Bloomberg | December 28, 2009 | 04:31 EST
Inflows of speculative capital, or “hot money,” are contributing to volatility in China’s stock and property markets, said Fan Gang, the academic member of the central bank’s monetary policy committee. While the inflows help make it cheaper to borrow, “it will also cause asset bubbles,” Fan said at a financial forum in Beijing today. He also said that capital will keep heading into emerging markets for “a considerable period” because of limited or zero growth prospects in the industrialized economies. Fan’s warning comes a day after Premier Wen Jiabao pledged to tackle excessive property-price increases in some parts of the nation, citing taxes and loan rates as possible tools. China’s policy makers are trying to secure an economic rebound while avoiding the stock and housing bubbles that plagued the U.S. this decade.
While the Shanghai Composite Index has fallen more than 8 percent from this year’s peak in August, it remains up 75 percent for 2009. China’s property benchmark, which measures prices in 70 cities, rose the most in 16 months in November. Fan is among Asian officials who have warned in recent weeks that the U.S. Federal Reserve’s policy of keeping its benchmark interest rate near zero is spurring global liquidity that’s heading to emerging markets.
“Because of uncertainties in the global outlook, the European Central Bank, the Federal Reserve and other central banks are likely to stay reluctant to raise rates or exit stimulus, which will result in more arbitrage trading or speculative funds flowing to emerging markets,” Fan said today. Separately, he forecast China’s economy may grow 8 percent to 9 percent in 2010 as property investment grows at a faster pace, private-sector production increases and exports recover, giving the world’s third-largest economy a further boost as the impact of government stimulus gradually fades. Fan, who heads the National Institute of Economic Research, said this was his personal view. A $585 billion stimulus package and a record $1.3 trillion of new loans in the first 11 months spurred acceleration in China’s economic growth in the past two quarters.
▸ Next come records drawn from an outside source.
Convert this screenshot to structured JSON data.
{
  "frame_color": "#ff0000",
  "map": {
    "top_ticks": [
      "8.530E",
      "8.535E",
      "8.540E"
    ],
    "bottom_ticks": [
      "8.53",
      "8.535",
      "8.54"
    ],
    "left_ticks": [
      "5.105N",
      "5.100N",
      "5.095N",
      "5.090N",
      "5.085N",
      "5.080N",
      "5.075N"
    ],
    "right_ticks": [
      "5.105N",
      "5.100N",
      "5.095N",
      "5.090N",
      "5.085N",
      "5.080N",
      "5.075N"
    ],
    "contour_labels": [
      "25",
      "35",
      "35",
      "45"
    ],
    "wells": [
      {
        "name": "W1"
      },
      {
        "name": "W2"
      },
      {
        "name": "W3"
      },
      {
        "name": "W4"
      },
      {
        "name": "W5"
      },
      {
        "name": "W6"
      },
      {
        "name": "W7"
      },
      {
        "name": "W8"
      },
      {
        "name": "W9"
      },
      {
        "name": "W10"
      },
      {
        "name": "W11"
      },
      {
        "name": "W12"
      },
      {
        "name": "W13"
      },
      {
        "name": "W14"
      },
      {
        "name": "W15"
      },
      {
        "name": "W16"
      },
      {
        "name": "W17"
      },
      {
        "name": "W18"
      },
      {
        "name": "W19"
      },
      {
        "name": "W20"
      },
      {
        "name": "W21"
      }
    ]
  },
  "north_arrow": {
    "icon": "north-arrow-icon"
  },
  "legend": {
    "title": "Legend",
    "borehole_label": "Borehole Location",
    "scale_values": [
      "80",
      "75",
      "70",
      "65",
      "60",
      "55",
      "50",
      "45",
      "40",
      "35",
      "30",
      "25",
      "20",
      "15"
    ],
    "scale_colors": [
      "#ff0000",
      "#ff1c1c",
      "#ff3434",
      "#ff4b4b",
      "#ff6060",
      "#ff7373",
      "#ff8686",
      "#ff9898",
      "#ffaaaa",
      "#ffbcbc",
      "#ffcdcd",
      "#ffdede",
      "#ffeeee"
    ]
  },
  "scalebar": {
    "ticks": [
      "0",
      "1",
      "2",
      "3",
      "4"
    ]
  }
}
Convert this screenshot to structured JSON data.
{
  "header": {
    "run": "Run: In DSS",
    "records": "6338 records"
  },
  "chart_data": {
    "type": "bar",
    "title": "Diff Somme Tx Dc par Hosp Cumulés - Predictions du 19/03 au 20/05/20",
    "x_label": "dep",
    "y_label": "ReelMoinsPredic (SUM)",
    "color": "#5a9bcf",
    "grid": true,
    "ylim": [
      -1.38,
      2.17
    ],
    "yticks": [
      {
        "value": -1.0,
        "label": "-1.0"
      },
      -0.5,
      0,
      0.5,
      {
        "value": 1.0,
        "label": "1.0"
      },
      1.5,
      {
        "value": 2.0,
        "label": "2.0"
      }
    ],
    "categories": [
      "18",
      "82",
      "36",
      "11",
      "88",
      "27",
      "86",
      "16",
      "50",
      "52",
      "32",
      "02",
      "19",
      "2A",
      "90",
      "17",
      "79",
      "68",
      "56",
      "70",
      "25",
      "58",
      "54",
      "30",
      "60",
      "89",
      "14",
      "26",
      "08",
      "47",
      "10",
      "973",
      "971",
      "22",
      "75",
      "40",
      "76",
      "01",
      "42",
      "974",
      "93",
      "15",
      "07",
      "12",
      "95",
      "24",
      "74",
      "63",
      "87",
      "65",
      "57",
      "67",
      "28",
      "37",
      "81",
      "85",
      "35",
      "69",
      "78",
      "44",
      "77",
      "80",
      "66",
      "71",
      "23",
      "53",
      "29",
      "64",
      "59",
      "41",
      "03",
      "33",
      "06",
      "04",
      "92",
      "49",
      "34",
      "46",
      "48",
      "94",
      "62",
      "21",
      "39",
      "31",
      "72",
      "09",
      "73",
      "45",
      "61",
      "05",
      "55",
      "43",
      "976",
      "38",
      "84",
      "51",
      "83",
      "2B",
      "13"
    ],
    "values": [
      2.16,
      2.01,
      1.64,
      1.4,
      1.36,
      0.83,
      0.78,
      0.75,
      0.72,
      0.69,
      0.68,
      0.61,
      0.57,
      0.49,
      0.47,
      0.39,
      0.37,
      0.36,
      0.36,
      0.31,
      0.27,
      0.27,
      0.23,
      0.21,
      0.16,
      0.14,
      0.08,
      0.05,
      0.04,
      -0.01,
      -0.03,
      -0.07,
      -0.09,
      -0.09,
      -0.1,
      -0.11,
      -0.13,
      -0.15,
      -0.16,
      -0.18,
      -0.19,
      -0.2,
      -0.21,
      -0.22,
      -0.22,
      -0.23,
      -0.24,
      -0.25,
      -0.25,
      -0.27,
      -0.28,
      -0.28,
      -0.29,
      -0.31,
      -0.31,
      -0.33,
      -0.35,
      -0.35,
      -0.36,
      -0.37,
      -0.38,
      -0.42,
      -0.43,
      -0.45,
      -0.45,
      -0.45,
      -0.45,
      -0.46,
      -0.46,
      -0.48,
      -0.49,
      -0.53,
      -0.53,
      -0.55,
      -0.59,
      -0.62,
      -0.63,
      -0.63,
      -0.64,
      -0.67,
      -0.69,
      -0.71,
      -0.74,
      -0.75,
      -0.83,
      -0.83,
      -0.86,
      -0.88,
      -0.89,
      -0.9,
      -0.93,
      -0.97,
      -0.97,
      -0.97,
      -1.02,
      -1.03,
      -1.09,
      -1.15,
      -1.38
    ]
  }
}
Gross domestic product rose 8.9 percent in the three months through September from a year earlier.
Quarterly growth may slow from the second quarter of 2010, Fan said today, adding that the slower pace doesn’t mean China will have a “second-dip,” referring to a renewed slowdown. China’s currency, the Yuan, “has no reason to depreciate against the U.S. dollar or other currencies,” Fan also said today, citing reasons for long-term strength including the nation’s generally low inflation, rising productivity and a relatively low debt to gross domestic product ratio. “Moreover, when you depreciate, other currencies can follow suit and result in competitive depreciation, so in the end you won’t benefit,” he said.
China has held the Yuan at about 6.83 per dollar since July last year, shielding its exporters from the slump in global demand. Premier Wen reiterated yesterday his government will “absolutely not yield” to calls for currency gains. The International Monetary Fund has said the Yuan is “undervalued.” China’s exchange-rate policy should be based on the nation’s need for balanced growth, “follow the trend of global currencies increasing in number,” and take into account the increased competition that China has with other emerging markets, Fan said, without elaborating.